In Sachen Leihmutterschaft, die zusammengefasst nichts weiter ist als ein moderner Menschenhandel – ich bestelle und bezahle ein Kind und hole es dann ab – teilt sich das feministische Lager übrigens. Diejenigen, die bei Prostitution noch laut Ausbeutung schreien, sind seltsam still bei der Leihmutterschaft. Schließlich ist man im Dilemma: Man kann nicht auf der einen Seite für sexuelle Vielfalt kämpfen und dann empört sein, wenn sich zahlreiche homosexuelle Paare in Indien ein Kind kaufen – wie es nachweislich geschieht. Es ist kein neuer Kurs bei Amnesty International, dass die Rechte von Frauen ganz eigen definiert werden, diesmal regt sich weltweit nur mehr Widerstand. Als Amnesty International vor einigen Jahren begann, „Abtreibung“ als Frauenrecht zu propagieren, waren die prominenten Schauspielerinnen wie Meryl Streep, Emma Thompson oder Kate Winslet, die jetzt gegen die Legalisierung der Prostitution richtigerweise protestieren, nicht mit von der Partie. Liest man sich die Argumentation von Amnesty International damals durch, ist es aber ähnlich schizophren wie im aktuellen Beschluss.
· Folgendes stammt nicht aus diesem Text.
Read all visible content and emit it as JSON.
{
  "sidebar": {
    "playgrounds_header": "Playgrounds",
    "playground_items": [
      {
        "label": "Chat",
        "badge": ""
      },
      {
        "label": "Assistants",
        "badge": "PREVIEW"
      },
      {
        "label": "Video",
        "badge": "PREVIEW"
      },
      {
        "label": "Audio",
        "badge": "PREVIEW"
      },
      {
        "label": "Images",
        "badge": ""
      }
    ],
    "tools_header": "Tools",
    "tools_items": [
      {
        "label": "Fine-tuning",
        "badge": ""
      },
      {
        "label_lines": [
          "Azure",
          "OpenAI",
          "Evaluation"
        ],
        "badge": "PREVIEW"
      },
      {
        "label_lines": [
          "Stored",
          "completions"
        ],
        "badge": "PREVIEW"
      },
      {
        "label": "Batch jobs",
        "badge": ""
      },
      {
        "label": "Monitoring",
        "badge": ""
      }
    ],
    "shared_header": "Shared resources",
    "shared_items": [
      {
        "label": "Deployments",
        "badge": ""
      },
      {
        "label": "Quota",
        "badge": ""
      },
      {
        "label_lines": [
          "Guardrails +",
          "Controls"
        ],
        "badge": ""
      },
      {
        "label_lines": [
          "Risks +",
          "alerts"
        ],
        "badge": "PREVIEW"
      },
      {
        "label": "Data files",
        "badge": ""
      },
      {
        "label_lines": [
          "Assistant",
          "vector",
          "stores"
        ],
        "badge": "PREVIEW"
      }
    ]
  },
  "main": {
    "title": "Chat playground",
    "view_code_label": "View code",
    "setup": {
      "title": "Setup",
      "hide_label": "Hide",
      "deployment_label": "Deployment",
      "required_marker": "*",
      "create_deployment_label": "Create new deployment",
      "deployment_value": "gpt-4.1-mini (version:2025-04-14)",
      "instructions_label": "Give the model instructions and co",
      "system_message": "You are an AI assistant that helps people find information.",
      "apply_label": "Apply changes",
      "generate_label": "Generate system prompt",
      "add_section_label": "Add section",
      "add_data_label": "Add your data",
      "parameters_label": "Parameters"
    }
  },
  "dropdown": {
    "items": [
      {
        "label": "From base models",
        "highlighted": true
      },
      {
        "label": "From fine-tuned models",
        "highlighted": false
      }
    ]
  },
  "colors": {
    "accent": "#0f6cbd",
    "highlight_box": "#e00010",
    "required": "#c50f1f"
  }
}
So hatte man einst in der Abteilung „Menschenrechtsverletzungen an Frauen“ (MAF) die Kampagne „Mutter werden, ohne zu sterben“ ins Leben gerufen. Klingt wunderbar, denn in der Tat ist die Müttersterblichkeit gerade in den Ländern der Dritten Welt extrem hoch. Hauptgrund hierfür ist die mangelhafte medizinische Versorgung der Schwangeren und Gebärenden. Die Forderung von Amnesty beschränkt sich zu diesem Problem aber eben nicht nur darauf, dann bitteschön dafür zu sorgen, dass die medizinische Versorgung von Müttern und werdenden Müttern endlich weltweit gewährleistet werden muss, sondern auch in der Forderung nach Zugang zu legaler Abtreibung weltweit. Das Recht, sein eigenes, ungeborenes Kind zu töten, als Frauenrecht. Das aus dem Mund einer Menschenrechtsorganisation. Wann genau hat man bei Amnesty eigentlich aufgehört, Kinder als Menschen zu betrachten? Abtreibung also als Lösung gegen das Problem „Müttersterblichkeit“. Anstatt als Mutter zu sterben, wird man besser gar nicht mehr Mutter, das macht sich super in den Müttersterblichkeits-Statistiken, denn logisch: Wer die Schwangerschaft abbricht, kann nicht während der Geburt sterben. Lieber tötet man vorher das Kind, das taucht in keiner Statistik auf. Konsequent ist man aber bei Amnesty, man fordert auch medizinisch einwandfreie Abtreibungen, nicht dass die Mütter dann statt in der Geburt bei der Abtreibung zu Tode kommen. Wieviel Zynismus braucht man eigentlich, um so zu argumentieren?

Bleibt am Ende das Fazit, wir Frauen bekommen immer mehr Rechte dazu und alle meinen es unglaublich gut mit uns. Wir dürfen uns heute Schlampen nennen und uns dabei emanzipiert fühlen, wir dürfen uns am Arbeitsmarkt abschuften zu unserer Emanzipation, wir dürfen unsere Kinder abgeben, damit sie bei der Selbstverwirklichung nicht stören. Ja wir dürfen gar unsere Kinder töten, als Frauenrecht, wir dürfen unsere Sexualität verkaufen, als Frauenrecht, wir dürfen unsere Kinder verkaufen, als Frauenrecht. Nur eines dürfen wir nicht: All diese „Errungenschaften“ ablehnen, dann sind wir nämlich Antifeministinnen. Das bin ich dann allerdings gerne.